Five American children, whose parents are standing trial in relation to the 1994 beating death of another of their children, were taken into public care last month, it was learned earlier this week.
The five have been a source of concern for Tokyo Metropolitan Government officials since June 2000, when their parents, Terry Beamon, 47, and Jewel Curtis, 41, were arrested on suspicion of inflicting bodily injury that resulted in the death of one of their sons. Beamon is reportedly a leader of a religious group.
On June 20, officials of the Metropolitan Police Department's Tamagawa Station took the five children into protective custody from an apartment in Setagaya Ward, where they lived with one of Beamon's female followers. The children, two boys and three girls between the ages of 3 and 14, were handed over to a public child care facility in Shinagawa Ward and currently live there.
Beamon's youngest child is already in a Tokyo public facility for children under the age of 2. During a previous trial hearing at the Tokyo District Court, the couple denied charges of having beaten a 4-year-old son to death in 1994, saying that the boy died of an illness.
Beamon runs a martial arts school that, according to sources close to the U.S. Embassy, is believed to be engaged in religious practices, promoting isolation in a regimented, commune-style environment and favoring global rule by black Muslims. During Monday's hearing, Beamon said that the charges against him were a "conspiracy" to punish a man that has attracted Japanese members to his group.
The police acted last month after neighbors filed a complaint over children spraying a fire extinguisher at their apartment, a Tamagawa Station official said. Police officials said that the children appeared stressed because they were rarely allowed to go outside but showed no signs of physical abuse.
After the couple's arrest last year, the children were taken into protective custody by a public child care facility in Shinjuku Ward. In October they were handed over to Beamon's followers, who claimed legal authority over them.
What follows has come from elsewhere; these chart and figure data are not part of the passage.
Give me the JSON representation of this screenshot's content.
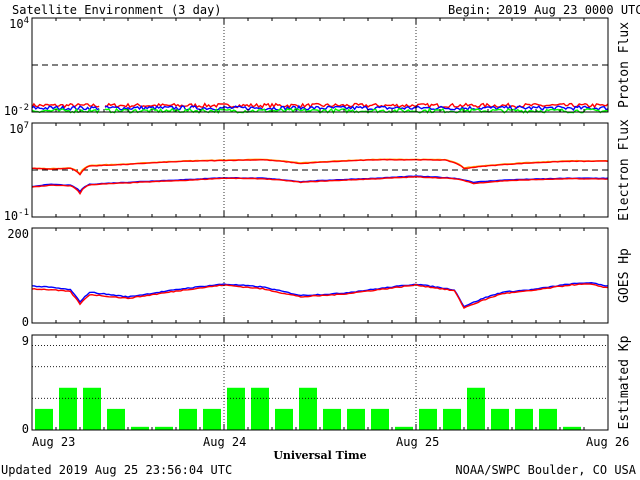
{
  "header": {
    "title": "Satellite Environment (3 day)",
    "begin_label": "Begin:",
    "begin_value": "2019 Aug 23 0000 UTC"
  },
  "footer": {
    "updated": "Updated 2019 Aug 25 23:56:04 UTC",
    "credit": "NOAA/SWPC Boulder, CO USA"
  },
  "colors": {
    "red": "#ff0000",
    "blue": "#0000ff",
    "green": "#00ff00",
    "orange": "#ffa500",
    "kp_bar": "#00ff00",
    "axes": "#000000"
  },
  "chart_data": [
    {
      "id": "proton",
      "type": "line",
      "ylabel": "Proton Flux",
      "yscale": "log",
      "ylim": [
        0.01,
        10000
      ],
      "y_ticks": [
        {
          "base": "10",
          "exp": "4"
        },
        {
          "base": "10",
          "exp": "-2"
        }
      ],
      "threshold": 10,
      "series": [
        {
          "color": "red",
          "level": 0.026
        },
        {
          "color": "blue",
          "level": 0.018
        },
        {
          "color": "green",
          "level": 0.012
        }
      ]
    },
    {
      "id": "electron",
      "type": "line",
      "ylabel": "Electron Flux",
      "yscale": "log",
      "ylim": [
        0.1,
        10000000
      ],
      "y_ticks": [
        {
          "base": "10",
          "exp": "7"
        },
        {
          "base": "10",
          "exp": "-1"
        }
      ],
      "threshold": 1000,
      "series": [
        {
          "color": "orange",
          "x": [
            0,
            0.1,
            0.2,
            0.25,
            0.3,
            0.5,
            0.8,
            1.0,
            1.2,
            1.4,
            1.6,
            1.8,
            2.0,
            2.15,
            2.25,
            2.5,
            2.8,
            3.0
          ],
          "y": [
            1400,
            1300,
            1500,
            500,
            2500,
            3200,
            6000,
            7000,
            8000,
            4000,
            6000,
            8000,
            8000,
            7500,
            1500,
            3500,
            6000,
            6000
          ]
        },
        {
          "color": "red",
          "x": [
            0,
            0.1,
            0.2,
            0.25,
            0.3,
            0.5,
            0.8,
            1.0,
            1.2,
            1.4,
            1.6,
            1.8,
            2.0,
            2.15,
            2.25,
            2.5,
            2.8,
            3.0
          ],
          "y": [
            1400,
            1200,
            1400,
            400,
            2200,
            3000,
            5500,
            6500,
            7500,
            3500,
            5500,
            7500,
            7500,
            7000,
            1300,
            3200,
            5500,
            5600
          ]
        },
        {
          "color": "blue",
          "x": [
            0,
            0.1,
            0.2,
            0.25,
            0.3,
            0.5,
            0.8,
            1.0,
            1.2,
            1.4,
            1.6,
            1.8,
            2.0,
            2.2,
            2.3,
            2.5,
            2.8,
            3.0
          ],
          "y": [
            40,
            60,
            50,
            15,
            60,
            90,
            150,
            220,
            200,
            100,
            150,
            200,
            300,
            200,
            90,
            150,
            200,
            200
          ]
        },
        {
          "color": "red",
          "x": [
            0,
            0.1,
            0.2,
            0.25,
            0.3,
            0.5,
            0.8,
            1.0,
            1.2,
            1.4,
            1.6,
            1.8,
            2.0,
            2.2,
            2.3,
            2.5,
            2.8,
            3.0
          ],
          "y": [
            35,
            50,
            45,
            10,
            55,
            80,
            130,
            200,
            180,
            90,
            130,
            180,
            260,
            180,
            70,
            130,
            180,
            170
          ]
        }
      ]
    },
    {
      "id": "hp",
      "type": "line",
      "ylabel": "GOES Hp",
      "ylim": [
        0,
        200
      ],
      "y_ticks": [
        {
          "value": "200"
        },
        {
          "value": "0"
        }
      ],
      "series": [
        {
          "color": "blue",
          "x": [
            0,
            0.1,
            0.2,
            0.25,
            0.3,
            0.5,
            0.8,
            1.0,
            1.2,
            1.4,
            1.6,
            1.8,
            2.0,
            2.2,
            2.25,
            2.35,
            2.45,
            2.6,
            2.8,
            2.9,
            3.0
          ],
          "y": [
            78,
            75,
            70,
            45,
            65,
            55,
            73,
            82,
            76,
            58,
            62,
            72,
            82,
            70,
            35,
            52,
            65,
            70,
            82,
            85,
            78
          ]
        },
        {
          "color": "red",
          "x": [
            0,
            0.1,
            0.2,
            0.25,
            0.3,
            0.5,
            0.8,
            1.0,
            1.2,
            1.4,
            1.6,
            1.8,
            2.0,
            2.2,
            2.25,
            2.35,
            2.45,
            2.6,
            2.8,
            2.9,
            3.0
          ],
          "y": [
            72,
            70,
            66,
            40,
            60,
            52,
            70,
            80,
            72,
            55,
            60,
            70,
            80,
            68,
            32,
            48,
            62,
            68,
            80,
            82,
            74
          ]
        }
      ]
    },
    {
      "id": "kp",
      "type": "bar",
      "ylabel": "Estimated Kp",
      "ylim": [
        0,
        9
      ],
      "y_ticks": [
        {
          "value": "9"
        },
        {
          "value": "0"
        }
      ],
      "values": [
        2,
        4,
        4,
        2,
        0.3,
        0.3,
        2,
        2,
        4,
        4,
        2,
        4,
        2,
        2,
        2,
        0.3,
        2,
        2,
        4,
        2,
        2,
        2,
        0.3,
        0
      ]
    }
  ],
  "x_axis": {
    "label": "Universal Time",
    "ticks": [
      "Aug 23",
      "Aug 24",
      "Aug 25",
      "Aug 26"
    ]
  }
}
During that first stay at the public facility, two of the five children appeared malnourished, while one of the two seemed to have difficulties walking. An official of the public child care facility said that they are now considering repatriating the children to the United States.
During Monday's trial, Beamon complained that the children had been taken to a "concentration camp" and that Japanese authorities now plan to repatriate the children to separate them from their parents.